More interesting: both groups reported side effects from their placebo treatment. A few patients from the group that received the pills reported that they were so sluggish that they couldn’t get out of bed while the group that received the sham acupuncture reported swelling, redness, and extreme pain. These side effects were exactly what the patients were told they might experience!
A New York Times article about the Nocebo Effect stated: “the Placebo Effect, which is based on a person's positive expectation, has been widely studied. Its opposite, the Nocebo Effect, has not. But, clearly a negative expectation can be powerful. Subjects who volunteer for drug trials sometimes drop out because the side effects of the new drug are too severe. This is true even when the side effects are being induced by a sugar pill and not a real drug.”
Another example was a study on lactose intolerance that involved a group of subjects who complained of intestinal problems caused by lactose, the sugar found in milk.
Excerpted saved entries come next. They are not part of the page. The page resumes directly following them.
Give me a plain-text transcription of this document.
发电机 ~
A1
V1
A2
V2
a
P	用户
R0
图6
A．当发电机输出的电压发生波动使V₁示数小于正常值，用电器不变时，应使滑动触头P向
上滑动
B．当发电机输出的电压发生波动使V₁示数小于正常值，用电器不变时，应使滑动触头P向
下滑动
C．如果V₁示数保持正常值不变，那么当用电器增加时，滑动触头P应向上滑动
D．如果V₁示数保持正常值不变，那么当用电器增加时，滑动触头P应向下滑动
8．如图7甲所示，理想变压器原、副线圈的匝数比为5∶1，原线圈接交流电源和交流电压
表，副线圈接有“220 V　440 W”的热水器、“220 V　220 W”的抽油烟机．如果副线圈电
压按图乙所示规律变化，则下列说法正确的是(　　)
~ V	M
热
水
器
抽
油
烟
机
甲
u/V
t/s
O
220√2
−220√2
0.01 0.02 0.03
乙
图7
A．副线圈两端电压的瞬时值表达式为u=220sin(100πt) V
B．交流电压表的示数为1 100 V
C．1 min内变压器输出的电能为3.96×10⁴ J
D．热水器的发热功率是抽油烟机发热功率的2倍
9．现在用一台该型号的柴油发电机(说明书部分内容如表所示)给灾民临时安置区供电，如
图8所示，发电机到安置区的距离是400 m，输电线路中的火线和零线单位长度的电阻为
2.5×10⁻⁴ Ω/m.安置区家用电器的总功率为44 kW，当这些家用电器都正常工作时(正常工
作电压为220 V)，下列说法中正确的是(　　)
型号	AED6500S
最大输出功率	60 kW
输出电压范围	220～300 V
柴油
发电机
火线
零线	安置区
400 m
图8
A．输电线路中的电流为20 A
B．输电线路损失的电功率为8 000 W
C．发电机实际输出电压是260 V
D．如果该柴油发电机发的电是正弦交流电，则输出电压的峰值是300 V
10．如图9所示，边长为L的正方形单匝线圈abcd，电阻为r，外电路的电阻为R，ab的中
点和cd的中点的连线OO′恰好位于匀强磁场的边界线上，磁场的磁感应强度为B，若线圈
Some of these people had been diagnosed with lactose intolerance; others only suspected that they had it. When they were given a fake lactose by the experimenters, "44 percent with known lactose intolerance and 26 percent of those without lactose intolerance complained of gastrointestinal symptoms" - and yet all had actually been given glucose, which does not harm the intestinal tract.
It is important to remember that, despite the fact that there is no "real" drug involved, the actual harmful, undesirable, emotional consequences of the fake drug are very real.
Unwanted Side Effects
Can Words Harm?
Of course, trying to avoid this sort of scenario puts a doctor in a dilemma—limiting the patient’s discomfort could be at odds with keeping them informed about the procedure. To navigate this tension, the study’s authors advise doctors to emphasize positives (re-framing warnings into phrases such as “the majority of patients tolerate this well”) and, in some cases, actually getting permission from patients to keep them in the dark about certain mild side effects.
Addressing how to manage patients’ fears and anxieties can be just as important as fighting the real disease. A surprising conclusion you might come to after learning about the Nocebo Effect is: What you don’t know can’t hurt you.
Every time a doctor tells a patient that you have an “incurable” illness or that you’ll be on medication for the rest of your life or that you have a 5% five-year survival expectation, they’re essentially creating a ‘nocebo effect’. These predictions can be self-fulfilling.
The question arises: “Does the ‘Nocebo Effect’ occur in our everyday relationships?”
How we perceive an event significantly impacts our experience of it. In our everyday lives, it is important that we communicate and interact with others positively, so that people walk away feeling empowered with no fear or apprehension.
How information is exchanged between couples, friends or colleagues — whether with warmth or with negativity — clearly affects outcomes of how you feel when you walk away from the experience. If interactions with friends and loved ones are always pessimistic, it would lead to more negative outcomes for us and them.
Therefore, yes, the “Nocebo Effect” can occur outside clinical trials!
Keeping this in mind shows how we communicate information is just as important as the content of the information. We may create more positive outcomes in our day to day relationships. We know that people who are more positive tend to live longer, healthier lives.
When we read clinical research studies about how optimism and low stress is common among populations who live longer, it further reinforces the idea that a positive attitude — whether it’s communicated or only in our thoughts — generally leads to positive outcomes in health and relationships.
An article in the Journal of American Medical Association (JAMA) suggests, “the ‘Nocebo Effect’ should be taken into consideration in clinical situations. But, as most clinical studies that support optimism as a way to a healthier life suggest, we could all take the concept of ‘Nocebo Effect’ into everyday life and envelop ourselves and others with a positive perspective. This way, maybe we can all see more positive outcomes… not just in clinical environments, but throughout all aspects of our lives as well.”
Yes, words can sometimes be more harmful than “Sticks and Stones”!